Dari pengaduan yang disampaikan oleh ForBALI, menurut Komisioner Komnas HAM, Siane Indriani memang ada dugaan pelanggaran HAM sehingga pihaknya akan memantau langsung kasus reklamasi Teluk Benoa. “Dari pengaduan yang disampaikan, kami menilai ada dugaan pelanggaran HAM karenanya kami akan memantau langsung,” ujar Siane.
Terkait rencana reklamasi Teluk Benoa itu sendiri, Komnas HAM juga menyampaikan akan memberikan perhatian khusus kepada isu reklamasi Teluk Benoa. Selain karena ada ancaman penghancuran lingkungan hidup, sosial, budaya dan religi masyarakat Bali, yang lebih penting adalah karena perjuangan masyarakat Bali yang menolak rencana rekalamasi Teluk Benoa semakin membesar.

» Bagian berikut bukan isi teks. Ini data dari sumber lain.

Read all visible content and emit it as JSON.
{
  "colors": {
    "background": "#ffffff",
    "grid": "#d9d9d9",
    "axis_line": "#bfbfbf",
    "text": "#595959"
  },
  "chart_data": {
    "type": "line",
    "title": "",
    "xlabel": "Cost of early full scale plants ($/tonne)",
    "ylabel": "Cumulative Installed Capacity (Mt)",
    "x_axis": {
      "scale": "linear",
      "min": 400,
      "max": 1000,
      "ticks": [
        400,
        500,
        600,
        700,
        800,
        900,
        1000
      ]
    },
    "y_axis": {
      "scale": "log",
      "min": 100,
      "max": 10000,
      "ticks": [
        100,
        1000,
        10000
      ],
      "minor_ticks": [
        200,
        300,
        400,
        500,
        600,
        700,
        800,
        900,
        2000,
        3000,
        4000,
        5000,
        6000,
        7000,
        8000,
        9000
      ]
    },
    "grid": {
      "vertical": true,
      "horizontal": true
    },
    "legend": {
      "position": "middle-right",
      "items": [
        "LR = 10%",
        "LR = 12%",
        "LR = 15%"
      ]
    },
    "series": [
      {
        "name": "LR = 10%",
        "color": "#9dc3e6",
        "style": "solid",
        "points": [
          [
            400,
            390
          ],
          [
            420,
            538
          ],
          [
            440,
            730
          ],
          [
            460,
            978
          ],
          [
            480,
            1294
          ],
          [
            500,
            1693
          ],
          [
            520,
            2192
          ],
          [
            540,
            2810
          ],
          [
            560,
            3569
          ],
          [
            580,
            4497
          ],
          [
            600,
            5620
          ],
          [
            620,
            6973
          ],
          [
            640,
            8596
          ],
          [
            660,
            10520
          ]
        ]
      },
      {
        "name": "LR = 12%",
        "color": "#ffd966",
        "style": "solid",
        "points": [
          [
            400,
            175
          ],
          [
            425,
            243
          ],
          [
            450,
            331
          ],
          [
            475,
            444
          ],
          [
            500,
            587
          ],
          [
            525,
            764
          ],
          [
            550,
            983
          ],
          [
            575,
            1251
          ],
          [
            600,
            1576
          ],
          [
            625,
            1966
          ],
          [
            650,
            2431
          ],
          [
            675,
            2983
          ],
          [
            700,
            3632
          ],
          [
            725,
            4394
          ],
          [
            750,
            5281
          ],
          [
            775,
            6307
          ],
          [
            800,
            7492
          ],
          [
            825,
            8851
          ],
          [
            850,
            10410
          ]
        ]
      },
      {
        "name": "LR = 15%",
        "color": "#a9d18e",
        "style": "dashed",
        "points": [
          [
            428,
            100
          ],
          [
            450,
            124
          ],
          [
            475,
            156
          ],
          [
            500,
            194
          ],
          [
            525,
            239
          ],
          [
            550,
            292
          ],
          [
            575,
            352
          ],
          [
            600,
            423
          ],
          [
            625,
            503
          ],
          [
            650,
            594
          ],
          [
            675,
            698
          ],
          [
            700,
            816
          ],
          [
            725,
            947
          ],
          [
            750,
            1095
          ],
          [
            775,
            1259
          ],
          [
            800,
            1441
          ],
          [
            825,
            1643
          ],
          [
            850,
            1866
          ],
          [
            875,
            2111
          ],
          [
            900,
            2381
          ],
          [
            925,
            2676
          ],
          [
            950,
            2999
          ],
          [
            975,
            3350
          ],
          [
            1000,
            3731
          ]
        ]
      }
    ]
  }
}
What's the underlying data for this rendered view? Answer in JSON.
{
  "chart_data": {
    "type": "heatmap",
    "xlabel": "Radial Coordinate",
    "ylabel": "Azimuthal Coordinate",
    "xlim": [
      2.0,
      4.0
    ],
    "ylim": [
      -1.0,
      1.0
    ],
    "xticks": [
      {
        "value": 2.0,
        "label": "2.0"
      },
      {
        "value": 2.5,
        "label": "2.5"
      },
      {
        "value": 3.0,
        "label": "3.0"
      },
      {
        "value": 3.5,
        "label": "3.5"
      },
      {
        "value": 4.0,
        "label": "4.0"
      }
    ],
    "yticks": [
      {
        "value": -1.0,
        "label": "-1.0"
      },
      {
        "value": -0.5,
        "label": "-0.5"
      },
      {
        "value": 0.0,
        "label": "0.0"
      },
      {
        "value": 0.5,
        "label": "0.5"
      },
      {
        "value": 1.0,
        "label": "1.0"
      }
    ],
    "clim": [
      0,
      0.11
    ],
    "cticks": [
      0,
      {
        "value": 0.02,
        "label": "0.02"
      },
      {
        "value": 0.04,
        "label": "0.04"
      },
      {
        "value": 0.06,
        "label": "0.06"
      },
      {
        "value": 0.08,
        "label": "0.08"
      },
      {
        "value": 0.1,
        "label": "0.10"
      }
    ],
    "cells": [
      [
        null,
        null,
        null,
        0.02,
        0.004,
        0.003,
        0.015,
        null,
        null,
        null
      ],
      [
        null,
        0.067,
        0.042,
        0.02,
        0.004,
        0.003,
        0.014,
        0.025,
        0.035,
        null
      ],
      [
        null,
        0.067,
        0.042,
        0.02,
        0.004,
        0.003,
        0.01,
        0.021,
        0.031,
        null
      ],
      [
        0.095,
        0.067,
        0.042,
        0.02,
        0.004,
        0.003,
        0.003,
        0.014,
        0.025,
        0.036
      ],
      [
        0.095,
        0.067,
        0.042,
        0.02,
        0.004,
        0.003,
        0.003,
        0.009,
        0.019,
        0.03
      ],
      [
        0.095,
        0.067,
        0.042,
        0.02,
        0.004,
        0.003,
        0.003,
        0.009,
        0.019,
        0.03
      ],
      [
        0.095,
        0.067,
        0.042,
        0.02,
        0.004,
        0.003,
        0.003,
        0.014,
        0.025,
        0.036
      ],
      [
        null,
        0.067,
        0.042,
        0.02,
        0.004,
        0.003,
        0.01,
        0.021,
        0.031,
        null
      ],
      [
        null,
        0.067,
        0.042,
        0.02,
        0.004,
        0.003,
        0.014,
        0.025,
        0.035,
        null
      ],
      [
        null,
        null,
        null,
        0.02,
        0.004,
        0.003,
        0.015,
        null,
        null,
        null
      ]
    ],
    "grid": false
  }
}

“Potensi pelanggaran HAM akan semakin membesar seiring perjuangan masyarakat Bali yang menolak reklamasi Teluk Benoa semakin membesar. Jangan sampai kejadian-kejadian serupa terulang lagi,” ujar Siane.
Menurutnya, jika sebuah proyek seperti reklamasi Teluk Benoa yang mendapat penolakan dari masyarakat seperti dalam kasus reklamasi Teluk Benoa, harusnya proyek ini dibatalkan. “Proyek yang ditolak masyarakat itu asas kemanfaatannya diragukan. Apalagi kawasan tersebut dulunya konservasi dan diubah menjadi pemanfaatan,” lanjutnya.
“Ini kan proyek yang dilegalkan karena adanya Perpres tersebut. Karenanya, harusnya bisa dibatalkan,” pungkas Siane Indriani.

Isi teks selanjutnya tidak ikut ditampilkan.